Banco Central Europeo El BCE considera que ninguno de los siete países candidatos a entrar en el euro cumple con los requisitos 

Bulgaria, República Checa, Croacia, Hungría, Polonia, Rumanía y Suecia están obligados a entrar en el euro a largo plazo. Solo Rumanía y Croacia han establecido el horizonte en 2022 y 2025, respectivamente.

Sede del BCE, en Fráncfort.
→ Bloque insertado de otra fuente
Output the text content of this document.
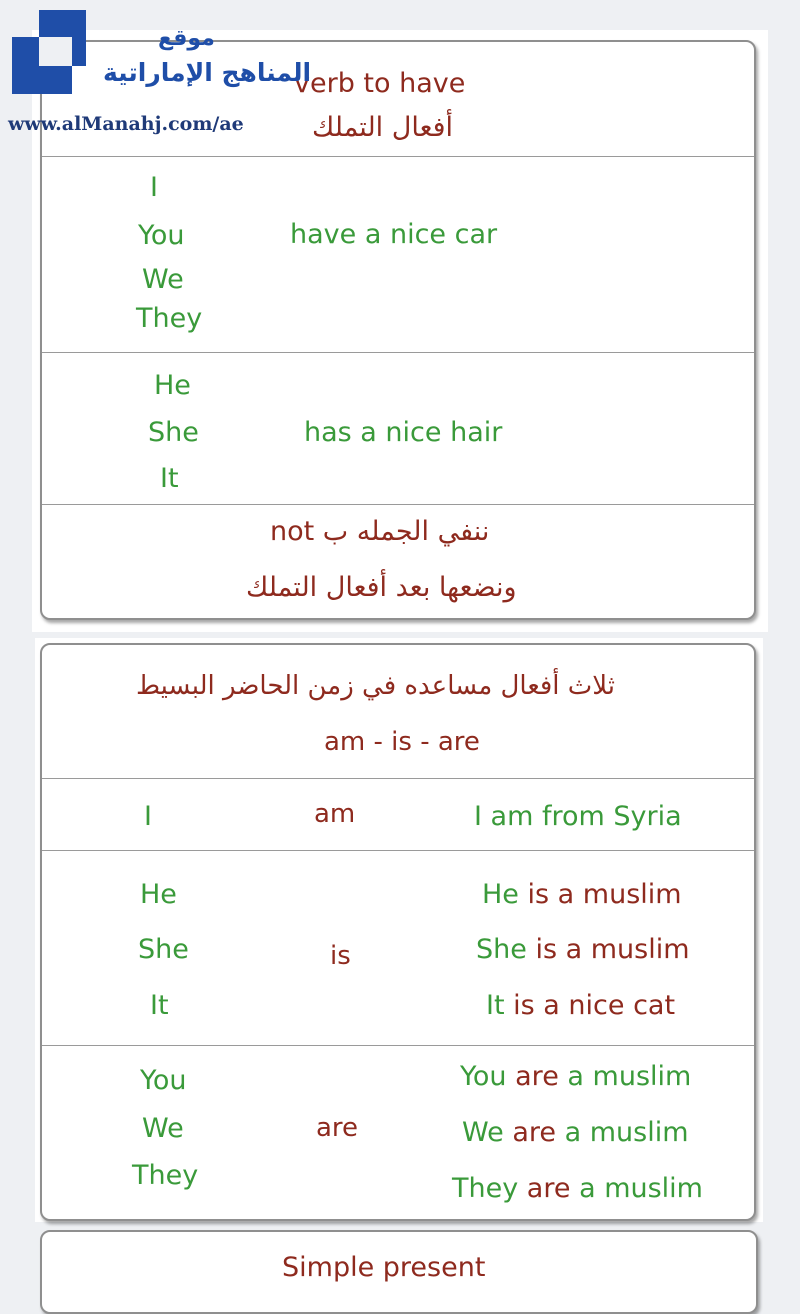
verb to have
أفعال التملك
I
You
We
They
have a nice car
He
She
It
has a nice hair
ننفي الجمله ب not
ونضعها بعد أفعال التملك
ثلاث أفعال مساعده في زمن الحاضر البسيط
am - is - are
I	am	I am from Syria
He
She
It
is
He is a muslim
She is a muslim
It is a nice cat
You
We
They
are
You are a muslim
We are a muslim
They are a muslim
Simple present
موقع
المناهج الإماراتية
www.alManahj.com/ae
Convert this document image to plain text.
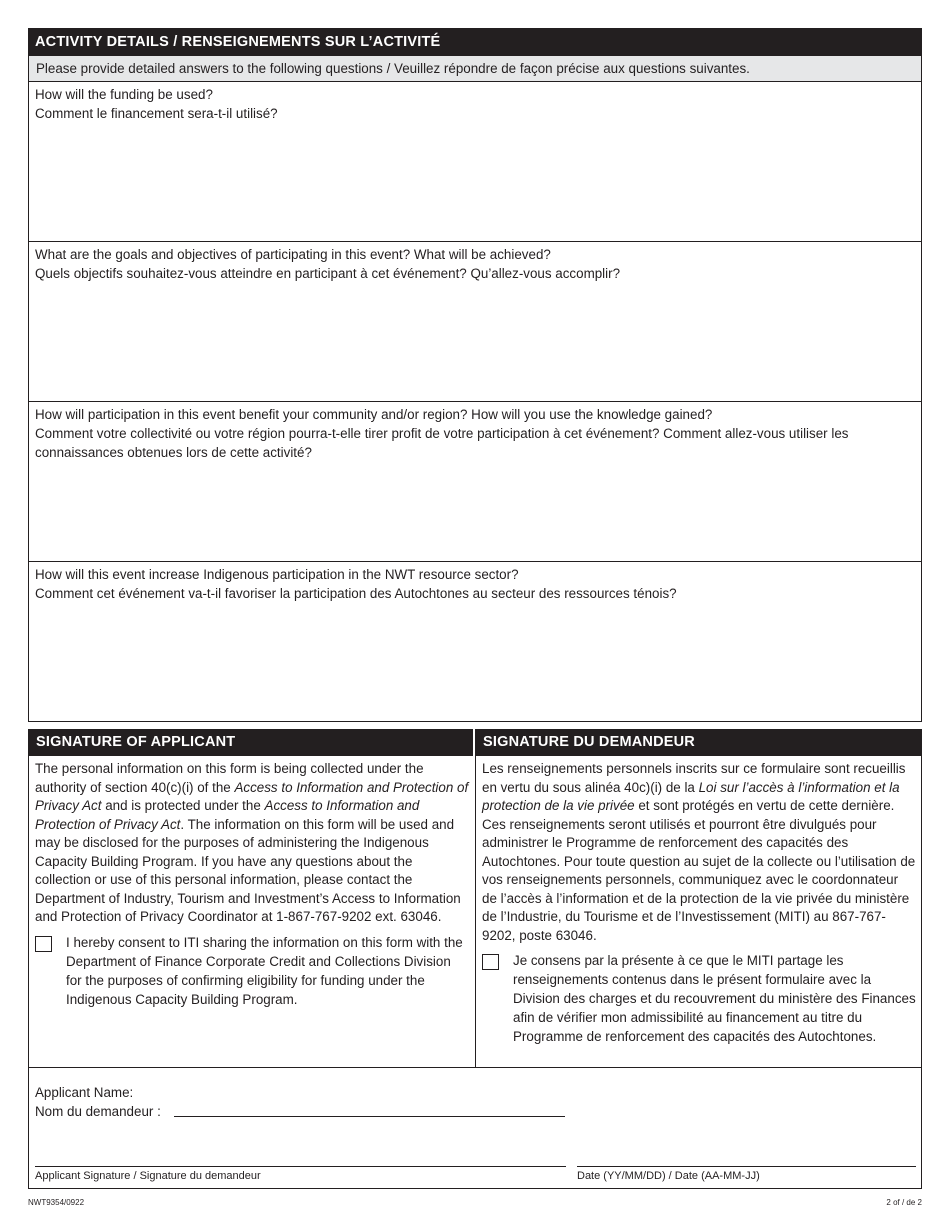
ACTIVITY DETAILS / RENSEIGNEMENTS SUR L’ACTIVITÉ
Please provide detailed answers to the following questions / Veuillez répondre de façon précise aux questions suivantes.
How will the funding be used?
Comment le financement sera-t-il utilisé?
What are the goals and objectives of participating in this event? What will be achieved?
Quels objectifs souhaitez-vous atteindre en participant à cet événement? Qu’allez-vous accomplir?
How will participation in this event benefit your community and/or region? How will you use the knowledge gained?
Comment votre collectivité ou votre région pourra-t-elle tirer profit de votre participation à cet événement? Comment allez-vous utiliser les connaissances obtenues lors de cette activité?
How will this event increase Indigenous participation in the NWT resource sector?
Comment cet événement va-t-il favoriser la participation des Autochtones au secteur des ressources ténois?
SIGNATURE OF APPLICANT
The personal information on this form is being collected under the authority of section 40(c)(i) of the Access to Information and Protection of Privacy Act and is protected under the Access to Information and Protection of Privacy Act. The information on this form will be used and may be disclosed for the purposes of administering the Indigenous Capacity Building Program. If you have any questions about the collection or use of this personal information, please contact the Department of Industry, Tourism and Investment’s Access to Information and Protection of Privacy Coordinator at 1-867-767-9202 ext. 63046.
I hereby consent to ITI sharing the information on this form with the Department of Finance Corporate Credit and Collections Division for the purposes of confirming eligibility for funding under the Indigenous Capacity Building Program.
SIGNATURE DU DEMANDEUR
Les renseignements personnels inscrits sur ce formulaire sont recueillis en vertu du sous alinéa 40c)(i) de la Loi sur l’accès à l’information et la protection de la vie privée et sont protégés en vertu de cette dernière. Ces renseignements seront utilisés et pourront être divulgués pour administrer le Programme de renforcement des capacités des Autochtones. Pour toute question au sujet de la collecte ou l’utilisation de vos renseignements personnels, communiquez avec le coordonnateur de l’accès à l’information et de la protection de la vie privée du ministère de l’Industrie, du Tourisme et de l’Investissement (MITI) au 867-767-9202, poste 63046.
Je consens par la présente à ce que le MITI partage les renseignements contenus dans le présent formulaire avec la Division des charges et du recouvrement du ministère des Finances afin de vérifier mon admissibilité au financement au titre du Programme de renforcement des capacités des Autochtones.
Applicant Name:
Nom du demandeur :
Applicant Signature / Signature du demandeur	Date (YY/MM/DD) / Date (AA-MM-JJ)
NWT9354/0922	2 of / de 2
REUTERS/Ralph Orlowski

efe

Ninguno de los siete países que deben entrar a largo plazo en la zona del euro -Bulgaria, República Checa, Croacia, Hungría, Polonia, Rumanía y Suecia- reúne todos los requisitos necesarios, según el informe de convergencia de 2018 publicado este miércoles por el Banco Central Europeo (BCE).

El estudio señala que los siete países han hecho progresos en el cumplimiento de los criterios de adopción del euro desde la última valoración de 2016, pero recalca que ninguno de ellos satisface todas las obligaciones.

Los siete países de la Unión Europea están obligados, según los tratados, a entrar en el euro a largo plazo. Rumanía y Croacia han establecido el horizonte de 2022 y 2025 respectivamente, aunque el resto de países no se han planteado por el momento una fecha concreta.

Respecto a la convergencia económica, indica que las diferencias de inflación entre los países han continuado reduciéndose, lo que "muestra progresos" hacia el objetivo de un alto grado de estabilidad de precios. El valor de referencia para el criterio de estabilidad de los precios fue alcanzado por cinco de los siete países examinados

República Checa y Hungría registraron niveles de inflación por encima de la referencia; Rumanía y Suecia alcanzaron el valor; Polonia y Bulgaria se situaron por debajo; y Croacia muy por debajo.

El BCE afirma que existe preocupación respecto a la sostenibilidad de la convergencia de la inflación a largo plazo en la mayoría de los países analizados.

En cuanto a los criterios fiscales, el estudio constata una "visible mejora" gracias a la reducción de los desequilibrios fiscales en la mayoría de los países.

En 2017 los siete países tuvieron un déficit inferior al 3 por ciento del Producto Interior Bruto (PIB) y el banco europeo considera que todos ellos están en línea con los criterios de déficit.

Respecto a la convergencia de los tipos de interés a largo plazo, Polonia y Rumanía mostraron tasas por encima del valor de referencia del 3,2 por ciento mientras que el resto se situaron por debajo.

El BCE subraya que la "convergencia sostenida es esencial" y que los países que adopten el euro deben ser capaces de demostrar la sostenibilidad de su proceso de convergencia, para lo que se requieren instituciones sólidas y mercados laborales que funcionen bien.

En cuanto a la convergencia legal, el estudio asegura que en ninguno de los siete países el marco legal es "completamente compatible" con todos los requisitos para la adopción del euro.

Las incompatibilidades persisten en lo referente a la independencia de los bancos centrales, particularmente la financiera e institucional. En todos los países, con excepción de Croacia, existen incompatibilidades en relación con la prohibición de financiación monetaria y la integración legal de los bancos centrales respectivos en el Eurosistema.